Abre los ojos como platos.
—¿Por qué dices tal cosa?
—Coño, es evidente… Por su manera de ignorarse.
Vuelve a la sala con la intención de fijarse, pero Tony ya se ha marchado. María está distinta, más triste.
—¿Me acompañas a fumar un cigarro?
—¿Pero vos fumás?
—No. Pero me gusta tener un cigarro entre los dedos.
Salen y llegan a tiempo de que Tony les diga adiós con la mano desde su coche.
—Pobre.
—¿Pobre Tony?
—Sí, pobre… Tiene que irse al médico con su mujer…
—Pobre de ti, María, que tienes a tu marido acá adentro…
—…
—Disculpa.
—No, no te preocupes. Tienes razón.
—No me malinterpretes.
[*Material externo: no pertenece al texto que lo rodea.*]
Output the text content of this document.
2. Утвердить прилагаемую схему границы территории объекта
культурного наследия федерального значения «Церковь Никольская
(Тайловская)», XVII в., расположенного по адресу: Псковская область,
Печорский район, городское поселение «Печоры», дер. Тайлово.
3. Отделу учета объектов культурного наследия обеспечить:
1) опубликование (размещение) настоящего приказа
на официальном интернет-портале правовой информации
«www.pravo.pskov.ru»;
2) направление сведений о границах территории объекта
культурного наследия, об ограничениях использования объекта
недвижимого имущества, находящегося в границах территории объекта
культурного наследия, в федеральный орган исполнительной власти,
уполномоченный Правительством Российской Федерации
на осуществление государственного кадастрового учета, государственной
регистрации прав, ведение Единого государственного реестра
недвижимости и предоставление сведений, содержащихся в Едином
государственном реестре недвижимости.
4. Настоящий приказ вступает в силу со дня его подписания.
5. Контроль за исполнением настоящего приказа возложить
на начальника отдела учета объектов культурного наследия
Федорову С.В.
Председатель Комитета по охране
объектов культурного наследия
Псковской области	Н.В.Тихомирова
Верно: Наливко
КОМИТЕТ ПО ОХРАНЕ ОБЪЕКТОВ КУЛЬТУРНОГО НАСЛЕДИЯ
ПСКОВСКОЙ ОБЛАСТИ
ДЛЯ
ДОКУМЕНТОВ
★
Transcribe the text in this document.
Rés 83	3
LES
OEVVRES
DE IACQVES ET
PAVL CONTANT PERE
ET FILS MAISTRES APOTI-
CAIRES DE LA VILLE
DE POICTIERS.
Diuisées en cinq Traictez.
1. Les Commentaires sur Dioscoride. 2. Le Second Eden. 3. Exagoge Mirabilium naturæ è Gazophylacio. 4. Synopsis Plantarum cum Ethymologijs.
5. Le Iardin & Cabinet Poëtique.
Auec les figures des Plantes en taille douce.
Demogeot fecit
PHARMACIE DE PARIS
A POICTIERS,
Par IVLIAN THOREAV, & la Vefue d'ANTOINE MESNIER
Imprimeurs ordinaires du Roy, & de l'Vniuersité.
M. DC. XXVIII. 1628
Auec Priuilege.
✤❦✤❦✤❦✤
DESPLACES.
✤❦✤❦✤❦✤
Me encanta verte tan entera.
—Tú también lo estabas.
—¿Cómo lo sabes?
—Antonio y yo fuimos a acompañarte, a despedirnos de William, ¿no te acuerdas?
—…
—Aquel poema cherokee… Y cuando sonó Yesterday…
María hace un gesto con la mano, como tratando de abarcar lo inabarcable, que acorta toda distancia. Se siente próxima a ella, cómplice, como si las dos estuvieran remando en el mismo barco hacia la misma dirección. De un lado, el fondo del mar. Del otro, la superficie.
—Lo recuerdo todo como en una nebulosa, como si hubiera sido un sueño. Incluso ahora me parece que en un momento u otro me despertaré y…
—Nos pareció precioso…
—Era lo que Will hubiera querido.
—Antonio también prefería esto, algo más sobrio, más contenido…
Giuliana no sabe si pretende ofenderla. La otra se adelanta.
—No te ofendas.
—No, por favor…, cada uno es como es.
—Me gusta mucho que mantengas relación con el jefe de William.
—Es muy buena gente… Me hace reír.
—Eso es bueno.
—¿Sabes que William le pidió que cuidase de mí y de las nenas?
—¿Sí? No me sorprende que se lo pidiera justo a él.
—¿Por qué dices eso?
—Es evidente… En el funeral nos dimos cuenta de que era homosexual.
La mira y siente que una de las dos ha bajado del barco. Se le pasa la compasión.
—¿Sí?
—Sí.
—Es curioso.
—¿Qué?
—Pues que los funerales parecen afinar la intuición de las personas.
—¿En serio?
—Sí. Fijate, Pepe también se ha dado cuenta en este funeral de que Tony y tú sois amantes…
María la mira, fijamente, con desconcierto. Se produce un silencio ensordecedor y Giuliana puede, sí, de verdad, puede escuchar el sonido del corazón de María quebrarse en mil pedazos, como si fuera una copa de vino que se cae de la mesa y se estrella contra el suelo. Crac. No es un vaso: es toda la cristalería de Bohemia hecha añicos en el piso.
Giuliana no puede sostenerle la mirada, y baja los ojos al suelo, un instante. Cuando los levanta, María está llorando.
Se pone de su lado, definitivamente, y la abraza.